Kapitel 1

Der Mann stellte sich als Takeo Otori vor. Er sprach mit mir den ganzen Abend und wir trafen uns noch oft in der folgenden Woche. Über sich sprach er nicht viel, aber ich interessierte ihn sehr. Alles was ich ihm erzählte, meine Sorgen und Ängste, etwas über meine Freunde und zuletzt sogar die Scheidung meiner Eltern, er hörte einfach zu. Er war der stille Zuhörer, den ich gebraucht hatte.
Unsere Verbindung wuchs. Er war immer da, wenn es mir mal schlecht ging, er war da, als meine Eltern sich um meinen Bruder stritten, und er kümmerte sich um mich. Und eines Abends, sagte er etwas über sich.

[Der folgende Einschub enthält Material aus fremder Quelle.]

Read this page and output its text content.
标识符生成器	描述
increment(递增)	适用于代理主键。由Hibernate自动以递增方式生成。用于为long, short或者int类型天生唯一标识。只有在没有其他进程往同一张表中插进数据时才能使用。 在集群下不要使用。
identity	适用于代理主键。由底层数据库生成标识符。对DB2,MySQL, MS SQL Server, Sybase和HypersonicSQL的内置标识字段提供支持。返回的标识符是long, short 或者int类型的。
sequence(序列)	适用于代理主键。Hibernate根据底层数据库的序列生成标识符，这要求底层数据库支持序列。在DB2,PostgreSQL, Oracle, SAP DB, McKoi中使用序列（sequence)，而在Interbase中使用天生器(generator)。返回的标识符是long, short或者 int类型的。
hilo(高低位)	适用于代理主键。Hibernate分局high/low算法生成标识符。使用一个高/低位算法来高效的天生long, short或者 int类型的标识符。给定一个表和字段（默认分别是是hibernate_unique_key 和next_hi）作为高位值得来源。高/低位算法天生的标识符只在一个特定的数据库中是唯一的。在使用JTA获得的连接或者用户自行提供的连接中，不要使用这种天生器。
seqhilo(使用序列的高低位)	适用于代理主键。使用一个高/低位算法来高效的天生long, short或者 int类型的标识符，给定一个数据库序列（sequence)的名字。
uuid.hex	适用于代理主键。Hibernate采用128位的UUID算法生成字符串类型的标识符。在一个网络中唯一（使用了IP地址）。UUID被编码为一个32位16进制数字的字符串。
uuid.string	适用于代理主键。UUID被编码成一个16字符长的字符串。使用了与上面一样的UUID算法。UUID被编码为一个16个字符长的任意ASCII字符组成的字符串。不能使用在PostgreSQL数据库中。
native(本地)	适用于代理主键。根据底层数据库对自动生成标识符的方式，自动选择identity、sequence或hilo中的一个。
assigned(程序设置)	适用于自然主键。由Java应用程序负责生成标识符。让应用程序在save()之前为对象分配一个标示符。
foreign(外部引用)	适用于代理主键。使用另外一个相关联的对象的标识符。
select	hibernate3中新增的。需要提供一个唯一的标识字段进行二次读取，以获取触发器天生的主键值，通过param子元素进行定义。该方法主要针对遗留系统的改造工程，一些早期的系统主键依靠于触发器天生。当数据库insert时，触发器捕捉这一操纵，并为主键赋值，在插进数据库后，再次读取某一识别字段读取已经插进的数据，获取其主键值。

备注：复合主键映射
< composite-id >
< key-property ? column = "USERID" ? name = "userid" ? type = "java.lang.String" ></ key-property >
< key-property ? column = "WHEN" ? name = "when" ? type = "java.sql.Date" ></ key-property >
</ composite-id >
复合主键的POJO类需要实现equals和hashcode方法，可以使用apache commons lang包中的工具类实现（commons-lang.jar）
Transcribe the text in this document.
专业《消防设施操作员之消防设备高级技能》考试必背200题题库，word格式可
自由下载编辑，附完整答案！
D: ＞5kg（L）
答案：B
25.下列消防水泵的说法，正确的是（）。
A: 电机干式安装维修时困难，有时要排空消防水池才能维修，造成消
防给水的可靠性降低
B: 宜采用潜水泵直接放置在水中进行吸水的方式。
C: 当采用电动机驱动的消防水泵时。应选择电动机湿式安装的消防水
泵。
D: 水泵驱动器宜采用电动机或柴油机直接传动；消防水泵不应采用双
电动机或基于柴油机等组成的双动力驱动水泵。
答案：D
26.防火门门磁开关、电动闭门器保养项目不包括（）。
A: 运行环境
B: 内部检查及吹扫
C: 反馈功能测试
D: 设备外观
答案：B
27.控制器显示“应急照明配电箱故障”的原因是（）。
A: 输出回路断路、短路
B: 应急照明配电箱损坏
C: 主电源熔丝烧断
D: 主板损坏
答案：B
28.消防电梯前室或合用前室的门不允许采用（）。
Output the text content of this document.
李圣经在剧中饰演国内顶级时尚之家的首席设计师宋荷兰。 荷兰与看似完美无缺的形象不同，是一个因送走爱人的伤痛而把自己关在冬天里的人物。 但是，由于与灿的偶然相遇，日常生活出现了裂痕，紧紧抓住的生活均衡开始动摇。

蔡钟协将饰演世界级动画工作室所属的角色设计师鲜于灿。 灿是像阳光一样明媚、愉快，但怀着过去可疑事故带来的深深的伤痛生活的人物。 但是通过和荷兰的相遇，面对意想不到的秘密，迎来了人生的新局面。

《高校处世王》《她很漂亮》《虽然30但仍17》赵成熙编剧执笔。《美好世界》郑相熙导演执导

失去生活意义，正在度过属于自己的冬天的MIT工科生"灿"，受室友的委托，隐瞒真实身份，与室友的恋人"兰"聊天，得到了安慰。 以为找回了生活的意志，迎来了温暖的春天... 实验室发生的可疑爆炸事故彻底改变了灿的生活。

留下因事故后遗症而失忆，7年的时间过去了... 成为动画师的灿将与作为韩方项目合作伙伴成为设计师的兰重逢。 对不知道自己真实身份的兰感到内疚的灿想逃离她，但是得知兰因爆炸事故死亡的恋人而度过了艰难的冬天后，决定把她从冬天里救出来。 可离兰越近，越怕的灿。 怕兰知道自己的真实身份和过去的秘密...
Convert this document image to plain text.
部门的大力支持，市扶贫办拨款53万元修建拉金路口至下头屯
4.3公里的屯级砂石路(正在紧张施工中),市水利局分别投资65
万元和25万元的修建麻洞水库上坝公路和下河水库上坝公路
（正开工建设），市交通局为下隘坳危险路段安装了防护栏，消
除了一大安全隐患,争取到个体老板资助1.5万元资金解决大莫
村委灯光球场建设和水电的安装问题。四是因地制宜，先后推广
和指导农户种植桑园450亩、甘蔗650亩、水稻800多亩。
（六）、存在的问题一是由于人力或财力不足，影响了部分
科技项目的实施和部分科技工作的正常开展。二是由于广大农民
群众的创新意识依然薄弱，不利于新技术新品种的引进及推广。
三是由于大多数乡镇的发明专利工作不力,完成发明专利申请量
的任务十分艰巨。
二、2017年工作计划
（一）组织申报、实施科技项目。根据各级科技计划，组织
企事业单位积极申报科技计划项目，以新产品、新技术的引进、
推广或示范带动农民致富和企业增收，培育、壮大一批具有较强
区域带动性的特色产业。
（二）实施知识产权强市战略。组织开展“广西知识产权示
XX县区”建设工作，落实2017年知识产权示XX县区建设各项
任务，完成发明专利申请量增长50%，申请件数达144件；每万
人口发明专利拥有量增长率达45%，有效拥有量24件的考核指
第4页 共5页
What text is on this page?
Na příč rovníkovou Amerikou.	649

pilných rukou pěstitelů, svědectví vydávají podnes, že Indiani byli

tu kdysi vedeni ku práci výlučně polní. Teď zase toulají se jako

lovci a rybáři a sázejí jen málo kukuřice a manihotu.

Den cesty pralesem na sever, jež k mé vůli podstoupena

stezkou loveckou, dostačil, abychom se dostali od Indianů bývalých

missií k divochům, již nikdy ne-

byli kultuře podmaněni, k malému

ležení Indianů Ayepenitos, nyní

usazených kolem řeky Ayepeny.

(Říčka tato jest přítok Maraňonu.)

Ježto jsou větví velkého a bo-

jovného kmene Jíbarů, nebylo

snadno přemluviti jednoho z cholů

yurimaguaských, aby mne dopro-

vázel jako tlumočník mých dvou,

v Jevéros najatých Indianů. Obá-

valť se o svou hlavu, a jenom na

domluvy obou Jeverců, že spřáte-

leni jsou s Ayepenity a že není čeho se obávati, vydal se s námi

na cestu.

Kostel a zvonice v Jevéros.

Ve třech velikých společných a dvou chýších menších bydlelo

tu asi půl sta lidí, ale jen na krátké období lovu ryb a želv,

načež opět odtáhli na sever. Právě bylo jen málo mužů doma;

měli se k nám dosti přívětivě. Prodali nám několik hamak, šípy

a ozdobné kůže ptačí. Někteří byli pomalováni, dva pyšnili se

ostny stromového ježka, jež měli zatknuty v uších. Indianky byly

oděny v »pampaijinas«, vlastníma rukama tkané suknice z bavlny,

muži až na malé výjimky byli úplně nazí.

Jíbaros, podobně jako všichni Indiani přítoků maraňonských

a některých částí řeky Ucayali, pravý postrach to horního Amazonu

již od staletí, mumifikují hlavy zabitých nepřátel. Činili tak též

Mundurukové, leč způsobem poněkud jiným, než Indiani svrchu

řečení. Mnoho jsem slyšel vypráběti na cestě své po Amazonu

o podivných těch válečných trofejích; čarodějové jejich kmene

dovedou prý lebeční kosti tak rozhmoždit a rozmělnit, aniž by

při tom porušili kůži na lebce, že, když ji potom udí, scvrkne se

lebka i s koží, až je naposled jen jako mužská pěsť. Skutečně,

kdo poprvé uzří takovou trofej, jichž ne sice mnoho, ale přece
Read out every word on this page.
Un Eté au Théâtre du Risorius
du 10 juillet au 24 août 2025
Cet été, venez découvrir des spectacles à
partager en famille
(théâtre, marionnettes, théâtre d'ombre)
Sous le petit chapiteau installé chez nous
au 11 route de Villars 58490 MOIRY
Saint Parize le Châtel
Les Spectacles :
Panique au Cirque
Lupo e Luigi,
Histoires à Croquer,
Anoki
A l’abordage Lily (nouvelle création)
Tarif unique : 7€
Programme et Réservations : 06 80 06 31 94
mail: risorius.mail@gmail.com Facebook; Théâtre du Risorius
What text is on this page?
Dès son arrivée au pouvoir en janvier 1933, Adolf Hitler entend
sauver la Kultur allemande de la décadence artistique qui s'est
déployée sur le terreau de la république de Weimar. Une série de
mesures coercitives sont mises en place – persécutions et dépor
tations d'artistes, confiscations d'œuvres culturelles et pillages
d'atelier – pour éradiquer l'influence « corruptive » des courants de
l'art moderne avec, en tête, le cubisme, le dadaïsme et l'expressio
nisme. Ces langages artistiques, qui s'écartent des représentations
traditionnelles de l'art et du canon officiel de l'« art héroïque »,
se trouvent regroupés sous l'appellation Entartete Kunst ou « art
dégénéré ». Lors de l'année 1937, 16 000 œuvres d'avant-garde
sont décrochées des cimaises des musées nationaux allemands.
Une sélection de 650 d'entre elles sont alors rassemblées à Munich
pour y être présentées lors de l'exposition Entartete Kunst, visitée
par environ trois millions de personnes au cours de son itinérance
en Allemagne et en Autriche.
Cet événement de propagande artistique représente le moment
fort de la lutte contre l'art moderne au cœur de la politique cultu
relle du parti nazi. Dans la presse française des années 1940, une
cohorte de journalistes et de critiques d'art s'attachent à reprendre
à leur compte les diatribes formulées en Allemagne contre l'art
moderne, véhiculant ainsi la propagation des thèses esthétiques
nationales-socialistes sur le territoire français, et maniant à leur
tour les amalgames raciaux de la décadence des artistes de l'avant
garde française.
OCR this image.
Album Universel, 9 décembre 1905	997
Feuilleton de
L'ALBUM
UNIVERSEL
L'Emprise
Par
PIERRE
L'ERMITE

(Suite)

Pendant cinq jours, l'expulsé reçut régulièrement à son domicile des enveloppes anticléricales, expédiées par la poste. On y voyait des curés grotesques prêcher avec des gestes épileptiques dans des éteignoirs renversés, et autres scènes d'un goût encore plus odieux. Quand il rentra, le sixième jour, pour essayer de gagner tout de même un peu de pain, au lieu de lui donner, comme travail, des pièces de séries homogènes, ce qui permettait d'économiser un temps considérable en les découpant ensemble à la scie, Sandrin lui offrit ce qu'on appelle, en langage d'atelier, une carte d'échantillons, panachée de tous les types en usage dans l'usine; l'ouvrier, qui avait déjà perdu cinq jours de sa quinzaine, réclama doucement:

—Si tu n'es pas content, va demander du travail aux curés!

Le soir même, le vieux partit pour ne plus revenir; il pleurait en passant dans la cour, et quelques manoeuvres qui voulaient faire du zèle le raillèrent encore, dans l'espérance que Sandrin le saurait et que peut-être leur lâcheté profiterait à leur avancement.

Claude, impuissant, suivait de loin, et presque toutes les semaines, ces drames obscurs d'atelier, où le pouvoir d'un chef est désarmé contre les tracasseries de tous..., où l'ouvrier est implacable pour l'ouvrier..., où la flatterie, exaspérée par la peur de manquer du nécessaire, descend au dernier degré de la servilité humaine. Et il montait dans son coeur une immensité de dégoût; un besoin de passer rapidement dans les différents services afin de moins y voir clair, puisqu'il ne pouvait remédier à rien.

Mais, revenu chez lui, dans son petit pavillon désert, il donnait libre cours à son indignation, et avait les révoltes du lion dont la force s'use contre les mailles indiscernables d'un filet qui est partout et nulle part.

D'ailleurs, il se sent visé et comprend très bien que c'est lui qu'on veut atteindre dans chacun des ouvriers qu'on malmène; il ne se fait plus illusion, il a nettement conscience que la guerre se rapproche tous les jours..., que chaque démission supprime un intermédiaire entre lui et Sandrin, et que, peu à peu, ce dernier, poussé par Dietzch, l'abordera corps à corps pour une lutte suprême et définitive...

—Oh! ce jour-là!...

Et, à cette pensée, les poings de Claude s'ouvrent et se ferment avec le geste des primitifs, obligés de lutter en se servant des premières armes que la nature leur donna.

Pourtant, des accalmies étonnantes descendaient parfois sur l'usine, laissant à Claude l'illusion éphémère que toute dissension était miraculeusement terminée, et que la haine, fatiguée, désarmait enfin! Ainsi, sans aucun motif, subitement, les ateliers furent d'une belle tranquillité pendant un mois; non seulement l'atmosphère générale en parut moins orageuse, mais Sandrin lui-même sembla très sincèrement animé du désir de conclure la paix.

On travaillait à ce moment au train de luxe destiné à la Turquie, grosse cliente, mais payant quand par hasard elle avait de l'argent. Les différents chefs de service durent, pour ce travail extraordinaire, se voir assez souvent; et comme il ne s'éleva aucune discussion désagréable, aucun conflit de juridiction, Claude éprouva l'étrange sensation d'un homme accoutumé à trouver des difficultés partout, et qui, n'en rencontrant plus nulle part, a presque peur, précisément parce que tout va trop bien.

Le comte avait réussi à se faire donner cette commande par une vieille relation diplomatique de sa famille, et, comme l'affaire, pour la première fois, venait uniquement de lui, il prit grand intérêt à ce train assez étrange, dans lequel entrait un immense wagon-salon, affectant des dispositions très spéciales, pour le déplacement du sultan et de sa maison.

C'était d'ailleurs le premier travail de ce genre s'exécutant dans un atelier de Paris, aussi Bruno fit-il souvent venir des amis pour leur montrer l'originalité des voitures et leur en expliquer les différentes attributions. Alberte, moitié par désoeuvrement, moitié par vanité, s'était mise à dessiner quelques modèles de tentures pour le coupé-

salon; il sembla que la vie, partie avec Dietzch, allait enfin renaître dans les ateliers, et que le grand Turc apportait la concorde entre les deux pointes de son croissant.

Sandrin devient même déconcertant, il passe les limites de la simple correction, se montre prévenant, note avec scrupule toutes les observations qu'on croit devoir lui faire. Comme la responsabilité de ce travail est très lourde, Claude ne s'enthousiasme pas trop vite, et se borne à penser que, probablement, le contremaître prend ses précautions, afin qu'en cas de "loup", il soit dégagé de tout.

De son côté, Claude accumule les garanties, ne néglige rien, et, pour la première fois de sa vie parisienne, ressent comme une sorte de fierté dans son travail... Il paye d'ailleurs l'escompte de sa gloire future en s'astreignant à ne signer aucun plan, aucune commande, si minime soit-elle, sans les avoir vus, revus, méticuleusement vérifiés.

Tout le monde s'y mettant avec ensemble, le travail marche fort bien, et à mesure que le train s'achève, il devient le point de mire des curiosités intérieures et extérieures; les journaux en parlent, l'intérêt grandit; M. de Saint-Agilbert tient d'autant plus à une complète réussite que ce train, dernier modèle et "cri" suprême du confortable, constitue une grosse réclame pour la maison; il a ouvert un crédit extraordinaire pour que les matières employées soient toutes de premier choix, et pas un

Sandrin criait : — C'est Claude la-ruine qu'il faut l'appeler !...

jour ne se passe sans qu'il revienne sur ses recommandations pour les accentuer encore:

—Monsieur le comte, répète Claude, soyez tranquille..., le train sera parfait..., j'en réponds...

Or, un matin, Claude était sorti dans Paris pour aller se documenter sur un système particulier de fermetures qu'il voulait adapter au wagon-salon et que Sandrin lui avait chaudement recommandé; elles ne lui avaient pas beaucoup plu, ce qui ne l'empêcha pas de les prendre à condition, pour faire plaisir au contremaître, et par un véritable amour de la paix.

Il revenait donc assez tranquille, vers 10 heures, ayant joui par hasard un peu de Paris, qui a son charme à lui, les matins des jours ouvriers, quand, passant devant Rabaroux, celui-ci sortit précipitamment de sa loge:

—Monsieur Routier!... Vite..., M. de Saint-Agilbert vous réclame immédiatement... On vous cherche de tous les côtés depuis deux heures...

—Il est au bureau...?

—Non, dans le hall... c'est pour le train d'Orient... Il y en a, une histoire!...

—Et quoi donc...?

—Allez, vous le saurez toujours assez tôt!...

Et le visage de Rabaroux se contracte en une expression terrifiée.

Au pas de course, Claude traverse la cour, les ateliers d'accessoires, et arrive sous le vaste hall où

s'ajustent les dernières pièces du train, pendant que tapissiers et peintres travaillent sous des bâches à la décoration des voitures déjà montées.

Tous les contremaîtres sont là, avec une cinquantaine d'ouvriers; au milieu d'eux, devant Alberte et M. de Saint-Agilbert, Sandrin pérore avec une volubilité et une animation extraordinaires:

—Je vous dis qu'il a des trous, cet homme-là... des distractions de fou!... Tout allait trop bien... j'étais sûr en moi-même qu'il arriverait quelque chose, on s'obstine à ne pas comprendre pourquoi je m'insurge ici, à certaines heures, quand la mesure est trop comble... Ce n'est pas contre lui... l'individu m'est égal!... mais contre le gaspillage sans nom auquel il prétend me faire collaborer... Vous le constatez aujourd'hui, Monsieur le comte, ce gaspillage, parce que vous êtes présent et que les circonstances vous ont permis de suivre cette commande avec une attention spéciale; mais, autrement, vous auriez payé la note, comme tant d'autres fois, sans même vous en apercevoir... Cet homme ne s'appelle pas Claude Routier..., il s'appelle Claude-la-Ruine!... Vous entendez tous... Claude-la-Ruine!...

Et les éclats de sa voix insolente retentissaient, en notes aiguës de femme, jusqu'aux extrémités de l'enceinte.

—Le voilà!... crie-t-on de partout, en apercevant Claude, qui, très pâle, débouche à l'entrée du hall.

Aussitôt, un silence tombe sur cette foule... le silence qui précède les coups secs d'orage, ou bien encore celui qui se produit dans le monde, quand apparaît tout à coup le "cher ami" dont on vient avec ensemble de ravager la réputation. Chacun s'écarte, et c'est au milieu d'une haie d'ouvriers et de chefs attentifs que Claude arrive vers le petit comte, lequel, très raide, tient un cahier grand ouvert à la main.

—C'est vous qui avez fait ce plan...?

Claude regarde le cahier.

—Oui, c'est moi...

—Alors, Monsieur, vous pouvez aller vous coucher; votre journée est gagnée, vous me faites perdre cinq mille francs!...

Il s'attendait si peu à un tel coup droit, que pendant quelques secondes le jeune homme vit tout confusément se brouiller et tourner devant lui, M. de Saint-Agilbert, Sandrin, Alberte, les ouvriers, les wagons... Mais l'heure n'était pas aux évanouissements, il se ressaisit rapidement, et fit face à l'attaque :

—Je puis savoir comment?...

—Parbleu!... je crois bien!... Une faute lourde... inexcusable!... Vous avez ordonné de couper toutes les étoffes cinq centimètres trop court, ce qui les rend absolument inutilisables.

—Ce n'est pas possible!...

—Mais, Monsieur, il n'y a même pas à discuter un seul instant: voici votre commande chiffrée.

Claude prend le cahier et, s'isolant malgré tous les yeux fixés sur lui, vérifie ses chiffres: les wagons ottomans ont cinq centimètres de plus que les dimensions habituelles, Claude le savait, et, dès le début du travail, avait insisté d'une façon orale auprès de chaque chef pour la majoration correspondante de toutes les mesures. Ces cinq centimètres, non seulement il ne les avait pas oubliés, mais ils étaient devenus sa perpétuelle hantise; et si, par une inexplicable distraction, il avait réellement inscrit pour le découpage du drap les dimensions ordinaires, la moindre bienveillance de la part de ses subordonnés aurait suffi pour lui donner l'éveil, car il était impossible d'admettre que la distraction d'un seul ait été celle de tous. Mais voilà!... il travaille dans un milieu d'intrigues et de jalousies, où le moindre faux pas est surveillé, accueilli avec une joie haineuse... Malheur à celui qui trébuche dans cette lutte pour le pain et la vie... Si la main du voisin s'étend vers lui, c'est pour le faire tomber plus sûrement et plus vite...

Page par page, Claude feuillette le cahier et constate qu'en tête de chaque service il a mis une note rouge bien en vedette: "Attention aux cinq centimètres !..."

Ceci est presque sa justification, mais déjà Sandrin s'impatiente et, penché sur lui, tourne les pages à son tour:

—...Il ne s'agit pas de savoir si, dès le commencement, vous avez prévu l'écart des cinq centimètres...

„Ich komme aus Japan, wie du sicher schon mitbekommen hast! Dort bin ich ein so genannter Lord!“ er sprach das letzte Wort mit sehr viel Betonung aus.
„Was machst du denn da?“ wollte ich Wissen, wir waren nun so vertraut miteinander, das wir uns duzten.
„Ich bilde, unter Anderem, junge Kämpfer aus. In Schwertkampf, Nahkampf und Messertechnik. Ich habe mich schon oft gefragt, ob du es auch lernen willst?“
„Darf ich das denn? Ich habe gelesen dass es da strenge Vorschriften gegenüber den Bewerbern gibt.“
Er strahlte. „Du darfst es lernen, der Lehrmeister darf sich seine Schüler aussuchen. Wenn du es nun möchtest, können wir anfangen.“
Ich nickte begeistert, hatte mich doch diese Kampfkunst schon immer interessiert. Dass es nicht so wie in den Videospielen ablief, lernte ich schnell. Die erste Stunde verbrachte ich mehr auf meinem Hintern als auf meinen Füßen. Aber wann immer ich die Geduld zu verlieren begann, war Takeo da, hielt mein Temperament im Zaun und beruhigte mich.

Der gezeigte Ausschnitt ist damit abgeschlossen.